Тут государь прочел вслух депешу, из которой было видно, что у Вельдена в главной его квартире перед Пресбургом, по словам его нашему генералу Бергу, — всего 35 000 человек, против вдвое сильнейшей венгерской армии, и что он считает положение свое крайне затруднительным.
— Как вам это нравится? Австрийский император просит моей помощи, и я тем меньше могу ему отказать, что торжество венгерцев начинает уже чрезвычайно отзываться на расположение умов в нашей Польше. Итак, надо решаться на войну, и вот что я об этом написал; но это — одна канва, которою прошу тебя отнюдь не стесняться.
Затем государь прочел мне проект манифеста, набросанный им карандашом на полулисте почтовой бумаги. Я остановился только на одном месте, где говорилось об обременении австрийского правительства еще другой, внешней войной в Италии, и спросил: угодно ли, чтобы это выражение было в точности сохранено, так как там были, и частью еще продолжаются, и внутренние войны с Ломбардией и Венецией.
— Да, да, конечно, — отвечал государь, — прибавь и эти. Я тут имел в виду собственно войну с Сардинией и, признаться, в первом проекте у меня было сказано: «с вероломным» королем сардинским, но — черт его побери… Ну, теперь дай же всему этому порядок и потом привези опять ко мне; ты застанешь меня в половине восьмого.
Манифест, сгладив несколько редакций и вставив две или три вводные фразы, мне нетрудно было написать, и я, до обеда еще, послал его на просмотр к графу Нессельроду, сказавшему мне утром, при выходе из кабинета, что государь прочел ему свой проект. В моем граф не нашел переменить ни одного слова. Вечером государь принял меня с новыми извинениями, «что меня беспокоит».
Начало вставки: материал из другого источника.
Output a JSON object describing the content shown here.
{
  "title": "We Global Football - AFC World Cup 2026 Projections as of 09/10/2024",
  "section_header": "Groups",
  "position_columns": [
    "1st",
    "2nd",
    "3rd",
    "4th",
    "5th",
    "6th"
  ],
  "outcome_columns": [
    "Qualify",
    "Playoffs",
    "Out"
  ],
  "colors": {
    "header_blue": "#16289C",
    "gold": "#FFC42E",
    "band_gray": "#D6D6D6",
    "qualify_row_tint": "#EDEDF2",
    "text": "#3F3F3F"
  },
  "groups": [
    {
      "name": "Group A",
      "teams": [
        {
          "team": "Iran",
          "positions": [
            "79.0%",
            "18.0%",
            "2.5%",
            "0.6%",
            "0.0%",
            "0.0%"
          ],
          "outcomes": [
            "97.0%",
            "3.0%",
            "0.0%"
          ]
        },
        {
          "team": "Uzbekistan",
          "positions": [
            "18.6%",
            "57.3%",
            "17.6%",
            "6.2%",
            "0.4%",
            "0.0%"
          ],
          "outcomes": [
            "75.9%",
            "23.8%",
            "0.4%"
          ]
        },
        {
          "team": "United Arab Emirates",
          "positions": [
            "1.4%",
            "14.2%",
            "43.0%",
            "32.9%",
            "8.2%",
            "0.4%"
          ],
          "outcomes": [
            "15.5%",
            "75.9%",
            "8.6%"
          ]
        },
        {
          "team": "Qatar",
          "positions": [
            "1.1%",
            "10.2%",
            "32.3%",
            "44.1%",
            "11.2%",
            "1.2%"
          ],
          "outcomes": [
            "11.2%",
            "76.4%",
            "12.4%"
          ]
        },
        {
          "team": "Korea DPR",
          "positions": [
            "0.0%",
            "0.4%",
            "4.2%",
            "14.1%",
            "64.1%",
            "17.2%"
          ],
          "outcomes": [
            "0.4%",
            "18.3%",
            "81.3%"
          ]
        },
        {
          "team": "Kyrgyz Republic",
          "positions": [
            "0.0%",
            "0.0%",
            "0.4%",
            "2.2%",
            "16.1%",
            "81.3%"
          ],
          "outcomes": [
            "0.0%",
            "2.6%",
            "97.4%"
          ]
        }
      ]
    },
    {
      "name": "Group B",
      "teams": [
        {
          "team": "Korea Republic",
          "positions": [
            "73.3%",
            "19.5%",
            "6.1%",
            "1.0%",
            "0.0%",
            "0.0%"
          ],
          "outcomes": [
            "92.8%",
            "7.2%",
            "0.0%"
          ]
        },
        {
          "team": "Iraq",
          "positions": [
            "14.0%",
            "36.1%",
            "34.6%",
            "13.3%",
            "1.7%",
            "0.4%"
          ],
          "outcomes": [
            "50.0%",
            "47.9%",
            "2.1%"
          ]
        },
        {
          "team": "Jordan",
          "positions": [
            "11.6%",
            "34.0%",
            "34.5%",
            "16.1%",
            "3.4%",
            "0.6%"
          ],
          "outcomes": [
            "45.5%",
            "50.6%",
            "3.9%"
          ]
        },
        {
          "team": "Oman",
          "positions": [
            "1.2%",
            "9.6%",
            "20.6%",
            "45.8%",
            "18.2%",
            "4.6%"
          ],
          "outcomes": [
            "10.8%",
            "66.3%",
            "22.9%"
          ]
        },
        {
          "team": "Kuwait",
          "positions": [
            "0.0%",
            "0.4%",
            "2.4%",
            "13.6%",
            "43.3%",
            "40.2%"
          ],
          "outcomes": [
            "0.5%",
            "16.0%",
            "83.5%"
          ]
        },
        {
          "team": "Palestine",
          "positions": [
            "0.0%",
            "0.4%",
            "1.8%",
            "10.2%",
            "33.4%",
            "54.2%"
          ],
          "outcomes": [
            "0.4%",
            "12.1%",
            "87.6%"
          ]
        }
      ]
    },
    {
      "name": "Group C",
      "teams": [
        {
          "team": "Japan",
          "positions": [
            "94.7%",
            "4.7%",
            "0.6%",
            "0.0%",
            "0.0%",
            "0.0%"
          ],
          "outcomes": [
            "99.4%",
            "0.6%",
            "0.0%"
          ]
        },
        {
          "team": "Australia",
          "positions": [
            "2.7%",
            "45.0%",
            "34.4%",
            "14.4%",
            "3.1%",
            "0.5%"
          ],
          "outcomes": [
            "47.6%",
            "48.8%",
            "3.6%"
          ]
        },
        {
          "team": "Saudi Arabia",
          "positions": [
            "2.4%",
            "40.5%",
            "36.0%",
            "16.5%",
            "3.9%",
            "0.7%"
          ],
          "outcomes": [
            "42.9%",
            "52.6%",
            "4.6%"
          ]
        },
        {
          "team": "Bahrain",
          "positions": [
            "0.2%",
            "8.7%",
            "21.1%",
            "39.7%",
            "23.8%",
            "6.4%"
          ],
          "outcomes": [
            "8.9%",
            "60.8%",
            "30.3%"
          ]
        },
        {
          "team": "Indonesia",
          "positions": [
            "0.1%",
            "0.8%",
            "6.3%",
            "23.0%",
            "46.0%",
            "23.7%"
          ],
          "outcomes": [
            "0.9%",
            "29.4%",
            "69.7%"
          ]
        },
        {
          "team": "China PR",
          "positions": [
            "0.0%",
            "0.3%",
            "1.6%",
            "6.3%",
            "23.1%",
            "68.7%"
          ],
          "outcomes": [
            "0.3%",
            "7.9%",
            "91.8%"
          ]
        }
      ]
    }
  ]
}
— Но кто предвидел бы, — прибавил он, — чтобы, спустя год после первого манифеста, нам пришлось искупать чужие грехи своей кровью!
Проект я прочел сам. Государь казался доволен и потребовал только одной перемены.
— Так хорошо, — сказал он, — и все может идти, но в этой последней фразе: «и Россия,
Я донес, что это уже сделано.
— Ну, так потрудись переписать опять, как в прошлом году, своей рукой и пришли мне.
Потом, рассуждая о настоятельной необходимости помочь Австрии для собственной нашей безопасности, государь прибавил, что после утреннего его свидания со мной он получил новую депешу, извещающую, что опасность еще увеличилась и уже грозит самой Вене; вследствие чего австрийский император переехал из Ольмюца в Шенбрун, вероятно для успокоения умов. В заключение, взяв меня за руку, государь снова благодарил.
— Дай Бог, дай Бог, государь, — сказал я, — чтоб все это окончилось к вашей славе и покою!
— Да, дай Бог, — отвечал он с чувством, держа еще мою руку, — все в Его святой воле; впрочем, мы за себя постоим.
По приезде домой я немедленно переписал манифест и отправил его к государю.
В тот же вечер был бал у графа Кушелева-Безбородки, на котором присутствовал наследник цесаревич. Увидев меня, он тотчас подошел со словом «Подписан». Догадавшись, о чем идет речь, но приняв это слово за вопрос, я отвечал:
— Не знаю, ваше высочество, я отослал в 10-м часу.
— Я вам говорю, что подписан, государь мне сказывал. Вот, — продолжал цесаревич, возобновляя свой прошлогодний привет, — опять пал на вас жребий поработать, и опять новый листок в вашу биографию!
Спустя десять минут привезли мне, тут же на балу, конверт от государя. Он возвращал мою докладную записку, при которой отослан был переписанный манифест, с надписью: «Искренно благодарю».
27 апреля утром манифест был напечатан и обнародован.
Впечатление, произведенное этим актом на жителей Петербурга, было грустное. С одной стороны, говорили, что нет нам причины вступаться за других, когда у самих горит (слухи о нашем заговоре были, в первое время, чрезвычайно преувеличены молвой) и когда от Австрии, которой вероломная политика довольно известна по истории, в случае взаимной нужды, конечно, не придет к нам помощь. С другой стороны, хотя все знали, что гвардейский корпус, которому сроком выступления из Петербурга, по эшелонам, назначалось 15 мая, идет на первый раз только для занятия в пограничных губерниях позиций войск, действительно выступивших в поход; однако, по мере того, как радовалась молодежь, воображая уже себе битвы, кровопролитие и славу, маменьки плакали если еще не об опасности, то о разлуке. Наконец, при усиливавшейся неурядице на Западе и при несомненности для всех домашнего заговора, опозорившего землю русскую, немало было и таких, которые горевали о выступлении гвардии, из боязни о том, что станется с ними, остающимися на месте.